A cluster of overnight storms in the Central Plains grew into an intense mesoscale convective system (MCS) as the cluster translated into the Midwest during the morning and early afternoon hours of 29 June 2023. The MCS produced widespread damaging winds, including a swath of estimated 100+ mph gusts in western Illinois, hundreds of preliminary storm reports, a handful of tornadoes, and is considered a potential billion-dollar disaster. Owing to the widespread nature of the long-lasting MCS’s damaging winds, the MCS likely meets derecho criteria.

Damaging winds in MCSs are known to be produced by different mechanisms including downbursts (DBs), rear-inflow jets (RIJs), and mesovortices (MVs).
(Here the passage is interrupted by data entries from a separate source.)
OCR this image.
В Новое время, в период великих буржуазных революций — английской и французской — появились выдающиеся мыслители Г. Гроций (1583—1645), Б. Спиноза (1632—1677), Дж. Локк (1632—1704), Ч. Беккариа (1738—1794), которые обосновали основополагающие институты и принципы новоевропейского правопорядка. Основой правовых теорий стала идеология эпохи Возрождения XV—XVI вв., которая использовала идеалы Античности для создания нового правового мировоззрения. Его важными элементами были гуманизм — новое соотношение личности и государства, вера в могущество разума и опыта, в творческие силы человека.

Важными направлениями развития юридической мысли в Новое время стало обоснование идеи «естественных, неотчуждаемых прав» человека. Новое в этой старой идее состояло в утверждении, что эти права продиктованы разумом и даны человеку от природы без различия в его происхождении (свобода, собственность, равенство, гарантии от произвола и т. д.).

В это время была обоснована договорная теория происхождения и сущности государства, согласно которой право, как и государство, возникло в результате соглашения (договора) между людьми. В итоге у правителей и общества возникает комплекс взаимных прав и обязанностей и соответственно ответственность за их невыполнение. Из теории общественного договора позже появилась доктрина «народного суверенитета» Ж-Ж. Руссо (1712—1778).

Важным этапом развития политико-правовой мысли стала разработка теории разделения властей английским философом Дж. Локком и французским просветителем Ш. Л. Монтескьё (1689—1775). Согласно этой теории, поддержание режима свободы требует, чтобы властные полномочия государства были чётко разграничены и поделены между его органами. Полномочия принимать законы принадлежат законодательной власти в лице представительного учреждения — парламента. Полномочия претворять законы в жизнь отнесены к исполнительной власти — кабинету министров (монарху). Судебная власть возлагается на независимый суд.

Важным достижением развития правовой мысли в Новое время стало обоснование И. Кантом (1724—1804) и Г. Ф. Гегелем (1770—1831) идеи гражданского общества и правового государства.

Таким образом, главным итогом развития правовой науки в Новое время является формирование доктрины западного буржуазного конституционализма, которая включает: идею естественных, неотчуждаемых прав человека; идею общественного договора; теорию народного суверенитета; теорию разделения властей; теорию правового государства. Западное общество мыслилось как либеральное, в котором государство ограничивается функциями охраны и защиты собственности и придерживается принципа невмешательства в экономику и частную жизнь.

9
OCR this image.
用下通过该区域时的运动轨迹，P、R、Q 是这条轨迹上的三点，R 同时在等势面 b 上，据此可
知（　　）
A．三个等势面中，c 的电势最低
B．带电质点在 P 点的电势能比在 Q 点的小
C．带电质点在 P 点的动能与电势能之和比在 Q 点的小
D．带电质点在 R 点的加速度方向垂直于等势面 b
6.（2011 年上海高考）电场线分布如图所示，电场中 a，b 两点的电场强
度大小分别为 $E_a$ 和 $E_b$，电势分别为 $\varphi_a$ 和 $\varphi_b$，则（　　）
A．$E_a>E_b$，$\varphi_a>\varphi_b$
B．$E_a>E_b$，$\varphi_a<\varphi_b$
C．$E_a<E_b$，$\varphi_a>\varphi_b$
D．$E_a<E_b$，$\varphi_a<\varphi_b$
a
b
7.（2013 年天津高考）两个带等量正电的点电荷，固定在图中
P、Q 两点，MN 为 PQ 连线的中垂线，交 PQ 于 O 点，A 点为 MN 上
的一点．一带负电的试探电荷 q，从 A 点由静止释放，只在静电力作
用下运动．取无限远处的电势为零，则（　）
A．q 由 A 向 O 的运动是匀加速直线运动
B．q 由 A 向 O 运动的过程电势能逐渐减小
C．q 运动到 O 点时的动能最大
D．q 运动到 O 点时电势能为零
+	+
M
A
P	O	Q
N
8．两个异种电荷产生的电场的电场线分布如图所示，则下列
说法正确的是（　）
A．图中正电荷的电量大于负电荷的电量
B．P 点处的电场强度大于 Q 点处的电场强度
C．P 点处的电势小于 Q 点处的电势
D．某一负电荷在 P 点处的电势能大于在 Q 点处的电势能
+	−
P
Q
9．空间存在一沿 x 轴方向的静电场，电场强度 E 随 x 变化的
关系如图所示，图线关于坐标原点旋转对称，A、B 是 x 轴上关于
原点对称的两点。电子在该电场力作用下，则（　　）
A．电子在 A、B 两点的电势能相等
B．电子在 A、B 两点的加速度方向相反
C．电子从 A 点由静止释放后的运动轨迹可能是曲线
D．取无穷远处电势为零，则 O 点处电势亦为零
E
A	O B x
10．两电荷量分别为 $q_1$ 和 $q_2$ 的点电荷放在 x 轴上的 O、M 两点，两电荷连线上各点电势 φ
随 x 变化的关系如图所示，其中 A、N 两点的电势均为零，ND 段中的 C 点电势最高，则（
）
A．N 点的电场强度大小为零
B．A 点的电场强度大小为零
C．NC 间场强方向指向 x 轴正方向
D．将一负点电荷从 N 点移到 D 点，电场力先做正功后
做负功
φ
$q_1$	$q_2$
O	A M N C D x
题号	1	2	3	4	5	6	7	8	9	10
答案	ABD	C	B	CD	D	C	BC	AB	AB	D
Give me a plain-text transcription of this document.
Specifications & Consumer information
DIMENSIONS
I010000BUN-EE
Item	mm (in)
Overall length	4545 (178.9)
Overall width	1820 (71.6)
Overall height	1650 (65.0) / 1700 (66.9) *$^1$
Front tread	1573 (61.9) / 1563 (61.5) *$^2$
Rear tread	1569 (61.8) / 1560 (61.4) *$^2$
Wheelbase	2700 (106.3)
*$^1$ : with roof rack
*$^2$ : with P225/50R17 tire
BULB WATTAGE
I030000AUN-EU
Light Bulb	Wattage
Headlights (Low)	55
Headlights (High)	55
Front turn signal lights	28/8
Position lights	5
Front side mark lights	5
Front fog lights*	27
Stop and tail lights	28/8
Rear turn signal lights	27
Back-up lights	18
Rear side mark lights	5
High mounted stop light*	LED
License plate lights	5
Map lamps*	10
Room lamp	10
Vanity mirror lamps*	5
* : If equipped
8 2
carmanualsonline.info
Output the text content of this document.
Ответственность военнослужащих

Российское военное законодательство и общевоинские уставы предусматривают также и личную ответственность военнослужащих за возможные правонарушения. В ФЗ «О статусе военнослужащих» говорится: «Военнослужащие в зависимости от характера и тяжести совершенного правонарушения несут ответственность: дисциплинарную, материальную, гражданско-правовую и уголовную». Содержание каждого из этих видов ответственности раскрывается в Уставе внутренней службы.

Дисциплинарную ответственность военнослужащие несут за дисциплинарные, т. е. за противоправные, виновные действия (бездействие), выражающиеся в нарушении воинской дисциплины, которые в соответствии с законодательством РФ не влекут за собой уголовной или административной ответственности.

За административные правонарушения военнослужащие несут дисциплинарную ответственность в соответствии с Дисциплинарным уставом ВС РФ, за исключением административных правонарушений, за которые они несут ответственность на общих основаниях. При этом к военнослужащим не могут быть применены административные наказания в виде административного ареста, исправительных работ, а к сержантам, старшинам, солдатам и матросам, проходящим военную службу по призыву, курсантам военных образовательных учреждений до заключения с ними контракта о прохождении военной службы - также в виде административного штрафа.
DBs are strong, typically precipitation-driven downdrafts that can extend to the surface and then spread horizontally outward. An RIJ is an internally driven horizontal jet of tens-of-kilometer width which typically resides a few kilometers above ground level and then descends to the ground. Finally, MVs are vertical vortices with several-kilometer diameters which form at or just behind the leading-edge gust front. These mechanisms can act alone or in tandem.

The 29 June 2023 derecho event was simulated with the Weather Research and Forecasting (WRF) model to investigate the wind-generating mechanisms in the long-lasting, intense MCS. High-resolution output was used to objectively identify severe and potentially damaging winds and associated generating mechanisms. Model output was compared to wind reports to evaluate the veracity of the simulation and attribute modeled mechanisms to observed reports.

Model analyses indicate that the RIJ was the most frequent generator of modeled severe and potentially damaging winds in the 29 June 2023 event simulation. DBs generated significantly less severe and potentially damaging winds, although the winds, on average, were of similar intensity to those generated by RIJ. MVs generated severe and potentially damaging winds slightly more frequently than DBs and were the strongest solo mechanism, with the highest mean wind speed and percentage of winds that met or exceeded significant severe criterion (33.4 m s-1). These results will be compared to three separate billion-dollar disaster derecho events, representing different meteorological environments, geographic locations, and seasons, to test the generality of the findings.

With a better understanding of RIJs, MVs, and DBs, and their ability to generate damaging winds, these mechanisms could be incorporated into wind engineering models, allowing for improved risk assessment and ultimately contributing to the design more resilient structures in the future. Such understanding could also be used to enhance operational warnings of severe winds.